Sydney-based startup The Beanstalk Factory has secured a series of lucrative partnerships as it looks to encourage large corporates to team up with smaller startups to drive innovation.

Founded by former StartupAUS CEO Peter Bradd and Jack Delosa, The Beanstalk Factory specialises in teaching corporates to innovate and has worked with the likes of Myer and Australia Post along with a range of big brands, education institutions and government bodies.

Bradd says his company’s success reflects a growing trend of big businesses increasingly looking to jump into the local startup ecosystem, as seen through Australia Post and Telstra sponsoring co-working spaces, hackathons and accelerators.

“If you go back 12 months ago, Malcolm Turnbull had just started coming into power and talking about innovation,” Bradd tells StartupSmart.

During this time, Bradd says there were also major changes at top levels of corporate giants like Suncorp Group and ANZ.

“There is a whole heap of new CEOs that have come into some of Australia’s’ biggest companies,” he says.

“ANZ recruited head of Google Australia Maile Carnegie.”

These changes indicate a widespread shift across the corporate sector, Bradd says, as it looks to adapt and take advantage of digital change.

“There has also been the creation of new roles,” he says.

“They’re investing heavily into innovation teams.”
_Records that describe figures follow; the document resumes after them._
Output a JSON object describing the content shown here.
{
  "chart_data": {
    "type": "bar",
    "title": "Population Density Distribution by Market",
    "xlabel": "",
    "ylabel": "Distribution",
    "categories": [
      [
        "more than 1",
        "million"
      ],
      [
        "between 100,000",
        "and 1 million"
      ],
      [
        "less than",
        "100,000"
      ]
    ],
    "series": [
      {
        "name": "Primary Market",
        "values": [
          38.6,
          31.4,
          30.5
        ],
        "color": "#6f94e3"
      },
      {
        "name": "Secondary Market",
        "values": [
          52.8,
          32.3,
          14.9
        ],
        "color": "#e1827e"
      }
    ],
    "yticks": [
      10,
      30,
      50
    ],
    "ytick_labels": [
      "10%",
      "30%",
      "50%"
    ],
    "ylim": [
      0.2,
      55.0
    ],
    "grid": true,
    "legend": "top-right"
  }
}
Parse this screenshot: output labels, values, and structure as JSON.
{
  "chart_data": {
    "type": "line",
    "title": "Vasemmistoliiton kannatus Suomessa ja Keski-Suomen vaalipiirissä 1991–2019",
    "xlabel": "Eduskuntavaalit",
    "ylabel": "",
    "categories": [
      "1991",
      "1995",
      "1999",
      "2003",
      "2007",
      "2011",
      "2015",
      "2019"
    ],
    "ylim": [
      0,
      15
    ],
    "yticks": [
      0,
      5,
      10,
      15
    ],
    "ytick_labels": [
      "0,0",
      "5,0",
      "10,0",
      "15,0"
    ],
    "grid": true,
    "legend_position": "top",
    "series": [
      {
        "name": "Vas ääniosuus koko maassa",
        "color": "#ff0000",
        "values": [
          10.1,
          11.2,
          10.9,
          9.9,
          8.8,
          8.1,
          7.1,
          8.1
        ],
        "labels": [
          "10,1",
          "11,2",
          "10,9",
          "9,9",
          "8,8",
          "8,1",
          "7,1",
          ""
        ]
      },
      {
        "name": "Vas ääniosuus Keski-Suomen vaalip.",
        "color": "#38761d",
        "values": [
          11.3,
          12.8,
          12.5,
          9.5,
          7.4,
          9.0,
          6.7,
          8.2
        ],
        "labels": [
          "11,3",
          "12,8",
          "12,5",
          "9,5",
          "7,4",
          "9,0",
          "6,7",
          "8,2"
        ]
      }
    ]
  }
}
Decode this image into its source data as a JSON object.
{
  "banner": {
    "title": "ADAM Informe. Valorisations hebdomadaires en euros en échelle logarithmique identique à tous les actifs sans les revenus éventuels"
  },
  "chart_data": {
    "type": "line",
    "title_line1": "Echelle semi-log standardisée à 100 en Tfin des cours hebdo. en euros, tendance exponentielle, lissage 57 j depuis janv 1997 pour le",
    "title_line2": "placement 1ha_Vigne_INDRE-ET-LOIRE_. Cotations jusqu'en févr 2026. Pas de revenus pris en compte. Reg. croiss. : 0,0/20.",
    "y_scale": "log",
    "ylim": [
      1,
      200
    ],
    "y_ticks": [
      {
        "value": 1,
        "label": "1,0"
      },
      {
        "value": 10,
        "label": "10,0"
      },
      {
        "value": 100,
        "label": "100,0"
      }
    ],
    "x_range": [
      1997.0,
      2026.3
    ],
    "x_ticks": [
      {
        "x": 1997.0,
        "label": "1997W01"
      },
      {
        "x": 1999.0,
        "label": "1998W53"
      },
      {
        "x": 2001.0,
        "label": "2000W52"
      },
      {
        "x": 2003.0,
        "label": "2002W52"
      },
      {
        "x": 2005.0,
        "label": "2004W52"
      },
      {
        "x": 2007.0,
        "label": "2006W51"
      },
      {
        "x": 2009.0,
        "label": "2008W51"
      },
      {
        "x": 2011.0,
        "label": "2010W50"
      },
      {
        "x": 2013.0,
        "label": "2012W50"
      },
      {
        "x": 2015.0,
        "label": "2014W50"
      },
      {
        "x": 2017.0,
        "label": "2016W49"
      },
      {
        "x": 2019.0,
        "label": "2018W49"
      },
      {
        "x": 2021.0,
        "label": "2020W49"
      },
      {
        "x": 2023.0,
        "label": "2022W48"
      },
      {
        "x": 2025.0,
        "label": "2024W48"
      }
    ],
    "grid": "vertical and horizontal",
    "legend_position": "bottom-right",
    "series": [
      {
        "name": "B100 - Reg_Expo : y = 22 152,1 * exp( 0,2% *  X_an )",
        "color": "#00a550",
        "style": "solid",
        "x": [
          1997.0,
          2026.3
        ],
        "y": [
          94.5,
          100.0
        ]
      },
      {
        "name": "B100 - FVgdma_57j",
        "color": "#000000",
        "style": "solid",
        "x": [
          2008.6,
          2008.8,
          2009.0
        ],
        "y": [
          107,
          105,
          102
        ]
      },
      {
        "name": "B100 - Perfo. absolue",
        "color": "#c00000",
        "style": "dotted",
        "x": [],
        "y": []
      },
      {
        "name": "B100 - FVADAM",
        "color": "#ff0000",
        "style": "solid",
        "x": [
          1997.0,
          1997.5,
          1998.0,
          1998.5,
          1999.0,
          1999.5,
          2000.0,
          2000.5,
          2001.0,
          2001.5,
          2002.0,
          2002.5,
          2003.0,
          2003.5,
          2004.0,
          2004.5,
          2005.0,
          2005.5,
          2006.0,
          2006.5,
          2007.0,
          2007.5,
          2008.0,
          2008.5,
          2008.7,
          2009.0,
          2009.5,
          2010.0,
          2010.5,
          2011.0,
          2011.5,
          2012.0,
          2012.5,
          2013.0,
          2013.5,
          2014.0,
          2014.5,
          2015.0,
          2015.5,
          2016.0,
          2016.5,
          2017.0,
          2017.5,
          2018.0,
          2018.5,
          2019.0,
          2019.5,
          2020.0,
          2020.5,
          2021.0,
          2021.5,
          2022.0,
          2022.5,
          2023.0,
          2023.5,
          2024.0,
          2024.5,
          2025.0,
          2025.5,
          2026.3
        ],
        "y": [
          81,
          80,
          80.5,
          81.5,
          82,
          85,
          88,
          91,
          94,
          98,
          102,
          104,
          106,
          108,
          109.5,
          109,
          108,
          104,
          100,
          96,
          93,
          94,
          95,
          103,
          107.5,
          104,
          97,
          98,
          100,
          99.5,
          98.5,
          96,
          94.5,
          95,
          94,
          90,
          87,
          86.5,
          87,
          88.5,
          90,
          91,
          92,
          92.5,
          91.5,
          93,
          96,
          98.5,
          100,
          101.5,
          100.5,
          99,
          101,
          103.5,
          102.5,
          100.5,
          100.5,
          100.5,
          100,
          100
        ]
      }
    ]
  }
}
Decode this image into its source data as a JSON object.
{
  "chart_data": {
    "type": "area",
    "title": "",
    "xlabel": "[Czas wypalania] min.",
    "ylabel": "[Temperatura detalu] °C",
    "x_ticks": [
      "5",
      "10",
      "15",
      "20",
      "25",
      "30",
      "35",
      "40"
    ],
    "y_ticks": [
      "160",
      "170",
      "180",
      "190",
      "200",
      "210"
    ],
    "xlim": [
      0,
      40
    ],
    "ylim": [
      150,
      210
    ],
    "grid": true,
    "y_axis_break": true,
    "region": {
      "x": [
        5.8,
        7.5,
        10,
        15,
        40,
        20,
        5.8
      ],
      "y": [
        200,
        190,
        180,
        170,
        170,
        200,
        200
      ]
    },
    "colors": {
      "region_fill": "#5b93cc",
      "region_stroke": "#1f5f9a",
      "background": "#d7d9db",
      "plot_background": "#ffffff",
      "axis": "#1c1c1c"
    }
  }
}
Parallel to this corporate change, he says he has seen a rising number of more mature startups coming up.

“There has been a lot of movement with entrepreneurs,” Bradd says.

“The amount of companies that are becoming unicorns has significantly increased.”

Part of this has been helped by the number of companies touring Silicon Valley and Israel, he says.

He says this is helping to drive clarity and understanding around desire for innovation and growth in Australia.

The maturing startup ecosystem is quickly capturing the attention of the corporate world, and Bradd says there is great potential for big companies to work with, partner or acquire them.

“They know they need to innovate, they know they need to be digitally savvy,” he says.

And startups can provide them with the ability to do this.

“When an organisation is looking at innovating, they’ve got their existing business model and they can incorporate others’ capabilities,” Bradd says.

“Partnering with a startup to help them unlock value is a big opportunity for corporates.”

Bradd says these types of strategic partnerships are what the world’s most innovative companies like Google and Amazon do so well.

“They’re acquiring new businesses versus building it,” he says.

“There seems to be a myth [among big companies] around having to build things yourself.”

Another misconception he has found is the sense that new technology will throw out big players immediately when in actual fact, Bradd says, many threats from digital disruption will take five to 10 years to eventuate.

“The initial phase of that is inflated expectation where people thing tech can do something that it just can’t do or deliver [yet],” he says.

So corporate players can stay competitive if they start working to address it now, he says.

“Your staff can innovate if you give them the training, the space and the culture to do it,” Bradd says.

This includes changing attitudes and approaches to failure, Bradd says, which have traditionally been dealt with very conservatively by larger companies.

“There is no silver bullet,” he says.

“Innovation is about understanding who your customers are and what they’re trying to achieve.”